Alors que les autorités de N’Djamena tentent d’accroître les revenus issus de l’or dans le pays, le turc Nadir Métal propose d’aider à améliorer la situation.

Encore loin du radar de la plupart des investisseurs étrangers, le secteur minier tchadien est préempté par les opérateurs turcs, qui surfent sur les bonnes relations diplomatiques d’Ankara avec N’Djamena. Après le bureau de recherche minière et le conseil des relations extérieures turcs (AMI nº456), un leader du raffinage de minerais du pays cherche à prendre position au Tchad : Nadir Métal Raffinerie. Fin février, Adnan Ozyasar, directeur marketing de cette société raffinant l’or, l’argent et le platine, s’est rendu à N’Djamena pour rencontrer le MSGP (ministre d’état secrétaire général à la présidence) Kalzeubé Pahimi Deubet, le ministre des mines Mahamat Hamid Koua et le directeur de la Société nationale des mines et de la géologie (Sonamig, publique), Outhman Abderahman Hamdane. Avec eux, Adnan Ozyasar a évoqué l’intérêt de Nadir Métal pour l’achat et le raffinage de l’or extrait au Tchad.

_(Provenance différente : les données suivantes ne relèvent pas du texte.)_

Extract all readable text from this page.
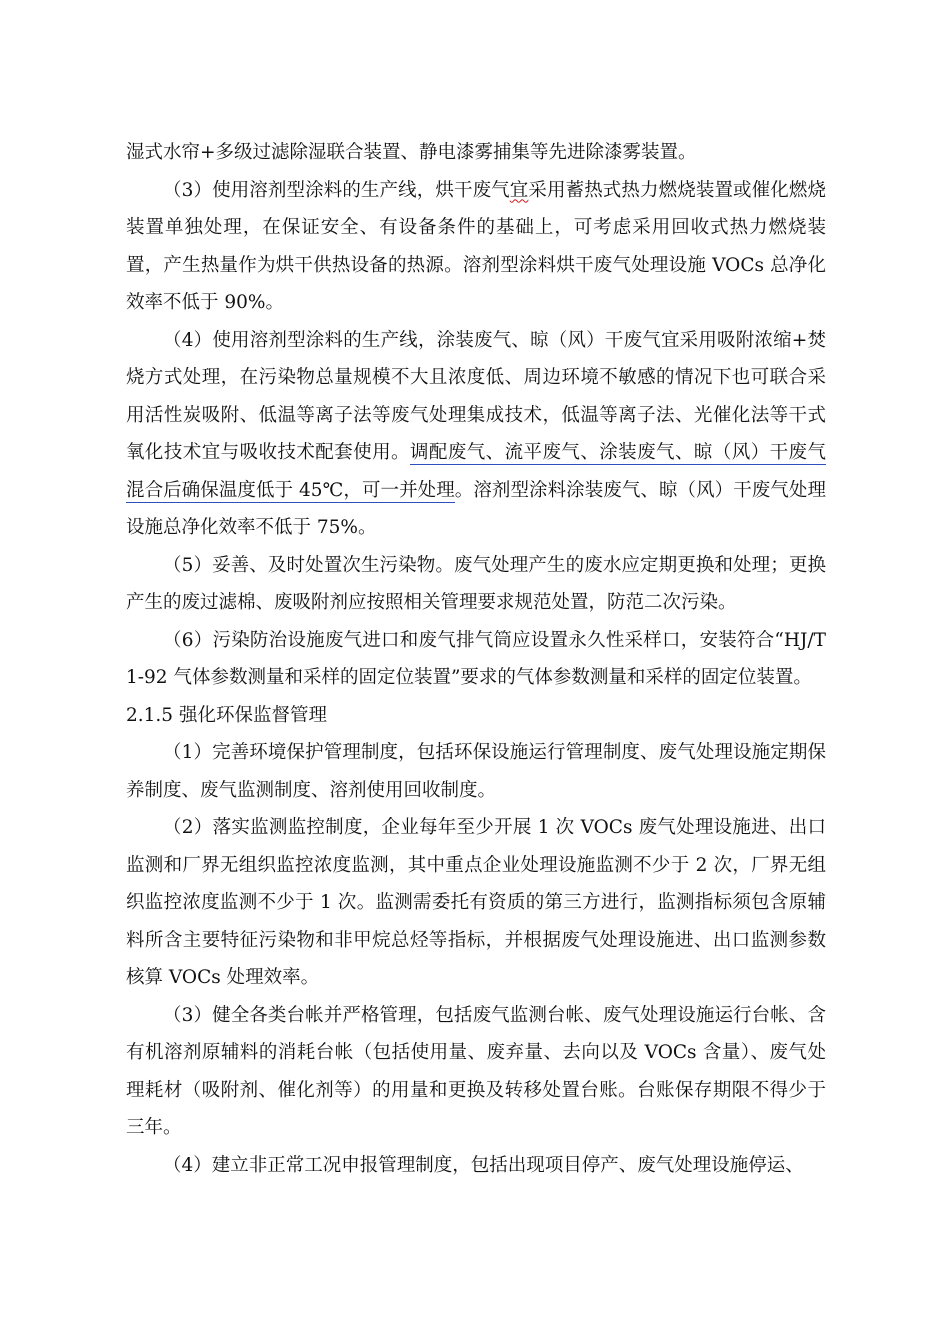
湿式水帘+多级过滤除湿联合装置、静电漆雾捕集等先进除漆雾装置。

（3）使用溶剂型涂料的生产线，烘干废气宜采用蓄热式热力燃烧装置或催化燃烧装置单独处理，在保证安全、有设备条件的基础上，可考虑采用回收式热力燃烧装置，产生热量作为烘干供热设备的热源。溶剂型涂料烘干废气处理设施 VOCs 总净化效率不低于 90%。

（4）使用溶剂型涂料的生产线，涂装废气、晾（风）干废气宜采用吸附浓缩+焚烧方式处理，在污染物总量规模不大且浓度低、周边环境不敏感的情况下也可联合采用活性炭吸附、低温等离子法等废气处理集成技术，低温等离子法、光催化法等干式氧化技术宜与吸收技术配套使用。调配废气、流平废气、涂装废气、晾（风）干废气混合后确保温度低于 45℃，可一并处理。溶剂型涂料涂装废气、晾（风）干废气处理设施总净化效率不低于 75%。

（5）妥善、及时处置次生污染物。废气处理产生的废水应定期更换和处理；更换产生的废过滤棉、废吸附剂应按照相关管理要求规范处置，防范二次污染。

（6）污染防治设施废气进口和废气排气筒应设置永久性采样口，安装符合“HJ/T 1-92 气体参数测量和采样的固定位装置”要求的气体参数测量和采样的固定位装置。

2.1.5 强化环保监督管理

（1）完善环境保护管理制度，包括环保设施运行管理制度、废气处理设施定期保养制度、废气监测制度、溶剂使用回收制度。

（2）落实监测监控制度，企业每年至少开展 1 次 VOCs 废气处理设施进、出口监测和厂界无组织监控浓度监测，其中重点企业处理设施监测不少于 2 次，厂界无组织监控浓度监测不少于 1 次。监测需委托有资质的第三方进行，监测指标须包含原辅料所含主要特征污染物和非甲烷总烃等指标，并根据废气处理设施进、出口监测参数核算 VOCs 处理效率。

（3）健全各类台帐并严格管理，包括废气监测台帐、废气处理设施运行台帐、含有机溶剂原辅料的消耗台帐（包括使用量、废弃量、去向以及 VOCs 含量）、废气处理耗材（吸附剂、催化剂等）的用量和更换及转移处置台账。台账保存期限不得少于三年。

（4）建立非正常工况申报管理制度，包括出现项目停产、废气处理设施停运、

Le partenariat permettra à Nadir Métal de trouver de nouvelles sources d’approvisionnement en or. Le gouvernement devrait aussi en bénéficier. Nadir Métal compte l’aider à mettre en place le Comptoir national de l’or et des métaux précieux, organisme public gérant l’achat et la vente de minerais (AMI nº453), qui doit aussi favoriser la formalisation de l’artisanat minier et garantir des revenus à l’État.

Tchadanthropus-tribune avec la lettre du Continent.